Üsküdar Amerikan’lı olmak bir özelliktir. 50 yıl önce pek az kişinin sahip olduğu ‘İngilizce›yi iyi bilmek’ özelliği, o yıllarda, bizi, akranlarımızdan farklı kılardı. Bu, belli etmesek de, hepimiz için bir gurur kaynağı ve hayata bir adım önden başlamak demekti. Round House’ta hazırlık okuduğumuz ilk yıldan, lise sondaki Practice House Haftası’na kadar bir dolu anımız var. Ama en ‘Özel’i, en ‘Güzel’i  o haftadır.

Unutulmaz günler yaşanmış, unutulmaz dostluklar pekişmiştir Practice House’ta. Altı kız okulun bahçesindeki, şimdi Mezunlar Derneği’nin bulunduğu o küçük ‘masal ev’de bir hafta yatılı kalırdık. Ev idaresi dersi, uygulamalı yapılır, o haftanın sonunda hocamız Miss Lindsley’den (toprağı bol olsun) dersin karne notunu alırdık. Yemek, temizlik, alışveriş,  bulaşık, ütü, sofra kurmak, misafir ağırlamak hepsi dersin konularıydı. Vatana, millete değerli ve iş bilen aydın kızlar yetiştirmekti amaç.  Dünyadaki gelmiş geçmiş en güzel dersti. Bu arada neler olurdu, neler... Yemekler yanar, çaktırmadan yenisi yapılır, gülüp eğlenmekten zaman kalmaz ama yine de uğraşıp didinerek ‘iyi not’ alınırdı. Bu, hem okul, hem de bizler için özel bir prestij meselesiydi.


OLCAY KARAFAKİOĞLU (UAA’64)

En çok tavuğu pişirirken zorlandık

Practice House’da kalacağımız haftanın heyecanı ile Tülin, Tuncay, Oya, Ayşen, Hatice ve ben Olcay, bir araya gelip iş bölümü yapmıştık. Ev idaresini gerektiren değişik konular! Galiba en ürkütücü yanı, basit tutmaya çalıştığımız yemek yapımıydı. Tülin’le bana düşen bir öğün, bütün bir tavuğun pişirilmesiydi. Keyifle başlayan mutfak çalışması, birden paniklediğimiz bir hal aldı! O tarihlerde, tavuk, iç organlarıyla satılırdı, temizlenmesi gerekiyordu. Saç baş birbirine karışmış ve küçük çığlıklar eşliğinde gereken iş yapıldı. (Sonradan çok güldük halimize)
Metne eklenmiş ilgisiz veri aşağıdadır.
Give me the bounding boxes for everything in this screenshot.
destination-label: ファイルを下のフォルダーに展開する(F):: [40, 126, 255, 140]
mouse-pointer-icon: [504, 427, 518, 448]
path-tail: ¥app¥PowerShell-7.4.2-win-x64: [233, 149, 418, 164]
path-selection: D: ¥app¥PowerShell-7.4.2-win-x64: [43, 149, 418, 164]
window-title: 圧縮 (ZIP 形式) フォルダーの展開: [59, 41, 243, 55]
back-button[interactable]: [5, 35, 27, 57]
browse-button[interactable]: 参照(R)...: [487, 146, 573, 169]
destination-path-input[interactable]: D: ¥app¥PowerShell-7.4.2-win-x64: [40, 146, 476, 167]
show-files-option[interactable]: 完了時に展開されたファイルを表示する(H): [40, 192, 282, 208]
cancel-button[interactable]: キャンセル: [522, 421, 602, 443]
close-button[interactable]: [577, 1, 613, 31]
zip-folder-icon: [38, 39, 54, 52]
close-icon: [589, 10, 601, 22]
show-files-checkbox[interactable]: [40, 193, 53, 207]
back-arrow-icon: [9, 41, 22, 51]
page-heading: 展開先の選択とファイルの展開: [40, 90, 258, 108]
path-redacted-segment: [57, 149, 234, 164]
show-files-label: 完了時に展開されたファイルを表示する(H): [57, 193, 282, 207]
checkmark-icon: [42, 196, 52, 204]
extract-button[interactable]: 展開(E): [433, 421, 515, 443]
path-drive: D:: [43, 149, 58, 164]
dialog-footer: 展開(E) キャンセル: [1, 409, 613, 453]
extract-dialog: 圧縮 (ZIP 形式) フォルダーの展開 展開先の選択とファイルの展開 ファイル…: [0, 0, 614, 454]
Bugün geriye baktığımda, her şeyden önce paylaşmayı öğrenmek, iş bölümü anlayışıyla güven duygusu kazanmak Practice House’un getirileri arasında yer alıyor. ‘Bir evi arkadaşlarımla idare edebiliyorum, ileride de bunu yapabileceğim, diyebilmek önemli. Bir de, işin çocuksu yanı var, hiç de küçümsenemeyecek sayıda tertiplediğimiz ‹slumber party› leri hatırlayacak olursak (Berrin, Afet, Füsun, Sevgi, Gaye, Tanris) işin ciddiyeti yanı sıra, bu coşkulu güzelliği, yaramazlığı yaşamak, çok ama çok güzeldi.